Namun, masih belum jelas mengapa ketakutan berkembang menjadi fobia bagi sebagian orang. Rapee berkata, teori umumnya adalah bahwa fobia ‘dipelajari’ pada periode perkembangan utama (key development periods). Biasanya terjadi di awal kehidupan, yaitu pertama kali muncul di masa kanak-kanak. Mungkin dari pengalaman buruk (misalnya, digigit anjing) walau tidak selalu, karena kebanyakan orang dengan fobia tidak dapat melaporkan pengalaman traumatis tertentu.
Menurut teori psikodinamik, pertama kali dipelajari oleh Sigmund Freud, menunjukkan bahwa banyak perilaku dan ketakutan dapat dikaitkan dengan pengalaman di masa kanak-kanak. Dalam kasus-kasus yang sangat traumatis, ingatan tentang peristiwa-peristiwa awal kehidupan ini dapat ditekan dan dapat berakhir dengan fobia di kemudian hari.
Namun, menurut beberapa ahli, contohnya Dr. Joel Paris, seorang profesor psikiatri di McGill University di Kanada, tidak ada bukti yang kuat untuk teori ini. Artinya, ingatan yang ditekan mungkin berperan dalam berkembangya fobia bagi sebagian orang, tapi tidak pada kebanyakan orang.
Faktanya, seseorang tidak harus punya pengalaman negatif untuk mengalami fobia. Seseorang bisa mengalami fobia karena pengalaman buruk orang lain atau atau mendengar cerita, atau berulang kali melihat orang mengalami sesuatu yang berbahaya. Contohnya, seorang anak bisa jadi fobia karena orang tuanya sering memperingatkan soal laut yang berbahaya, atau orang yang menonton film seperti “Jaws” dan “Titanic”, yang menampilkan laut sebagai ancaman dan mematikan, akan mengalami thalassophobia, ketakutan akan air dalam jumlah besar.
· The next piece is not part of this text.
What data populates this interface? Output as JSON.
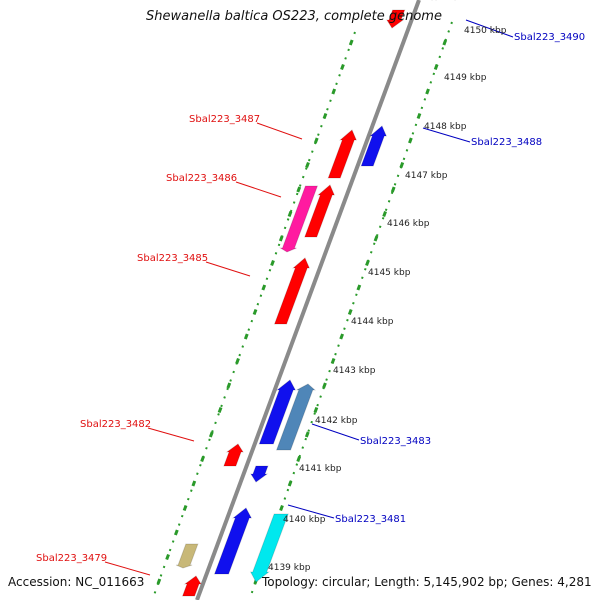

Tapi mungkin saja tidak semua fobia dipelajari. Beberapa psikolog menduga bahwa kekhawatiran tertentu mungkin bersifat bawaan, sebuah konsep yang disebut non-associative account, menurut sebuah studi di jurnal Behavior Research and Therapy tahun 1998. “Pendukungnya berpendapat bahwa secara genetik kita bisa mengalami ketakutan akan hal-hal tertentu dan tidak perlu mengalami pengalaman buruk untuk menjadi fobia,” kata Chris Askew, seorang dosen psikologi di University of Surrey di Inggris, kepada Live Science.
Meskipun ide ini masih diperdebatkan, tampaknya orang-orang dengan ciri-ciri tertentu lebih mungkin mengalami fobia. Misalnya, orang yang sering mengalami ketakutan dan emosional, cenderung lebih mungkin mengalami fobia, seperti fobia air.
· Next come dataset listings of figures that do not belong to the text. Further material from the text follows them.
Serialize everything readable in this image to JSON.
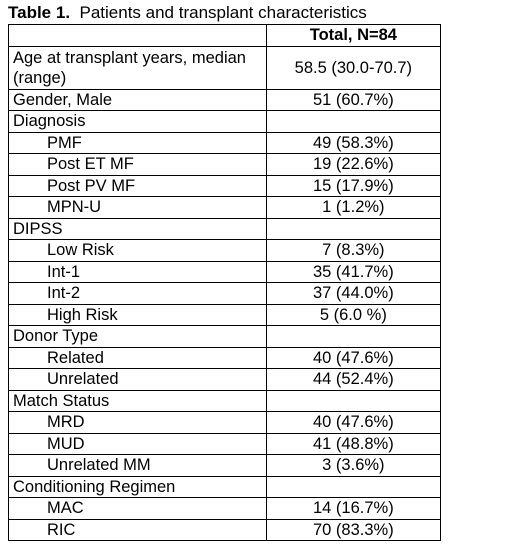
{
  "caption": {
    "label": "Table 1.",
    "text": "Patients and transplant characteristics"
  },
  "table": {
    "header": {
      "col1": "",
      "col2": "Total, N=84"
    },
    "rows": [
      {
        "label": "Age at transplant years, median (range)",
        "value": "58.5 (30.0-70.7)"
      },
      {
        "label": "Gender, Male",
        "value": "51 (60.7%)"
      },
      {
        "label": "Diagnosis",
        "value": ""
      },
      {
        "label": "PMF",
        "value": "49 (58.3%)"
      },
      {
        "label": "Post ET MF",
        "value": "19 (22.6%)"
      },
      {
        "label": "Post PV MF",
        "value": "15 (17.9%)"
      },
      {
        "label": "MPN-U",
        "value": "1 (1.2%)"
      },
      {
        "label": "DIPSS",
        "value": ""
      },
      {
        "label": "Low Risk",
        "value": "7 (8.3%)"
      },
      {
        "label": "Int-1",
        "value": "35 (41.7%)"
      },
      {
        "label": "Int-2",
        "value": "37 (44.0%)"
      },
      {
        "label": "High Risk",
        "value": "5 (6.0 %)"
      },
      {
        "label": "Donor Type",
        "value": ""
      },
      {
        "label": "Related",
        "value": "40 (47.6%)"
      },
      {
        "label": "Unrelated",
        "value": "44 (52.4%)"
      },
      {
        "label": "Match Status",
        "value": ""
      },
      {
        "label": "MRD",
        "value": "40 (47.6%)"
      },
      {
        "label": "MUD",
        "value": "41 (48.8%)"
      },
      {
        "label": "Unrelated MM",
        "value": "3 (3.6%)"
      },
      {
        "label": "Conditioning Regimen",
        "value": ""
      },
      {
        "label": "MAC",
        "value": "14 (16.7%)"
      },
      {
        "label": "RIC",
        "value": "70 (83.3%)"
      }
    ]
  }
}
Sifat bawaan atau temperamen bisa menjadi faktor risiko. Misalnya neurotisisme, yaitu kepribadian yang menganggap dunia ini menyedihkan, mengancam, dan tidak aman. Jadi, fobia atau kecemasan itu bisa diturunkan dalam keluarga.
Mengapa fobia cenderung dialami dalam waktu yang lama dan mungkinkan fobia disembuhkan?
Rapee mengatakan, fobia bisa bertahan lama karena kebanyakan penderita cenderung menghindari hal-hal yang mereka takuti, alih-alih menghadapinya. Untuk menyembuhkan fobia, tidak ada cara lain, penderita harus menghadapi apa yang menjadi ketakutan mereka.
“Dalam istilah profesional, biasanya disebut sebagai terapi eksposur. Artinya, orang perlu secara sistematis dan berulang kali menghadapi situasi dan isyarat yang terkait dengan ketakutan mereka dalam lingkungan yang aman. Bila ini dilakukan dengan benar dan konsisten, fobia mereka bisa disembuhkan,” kata Rapee.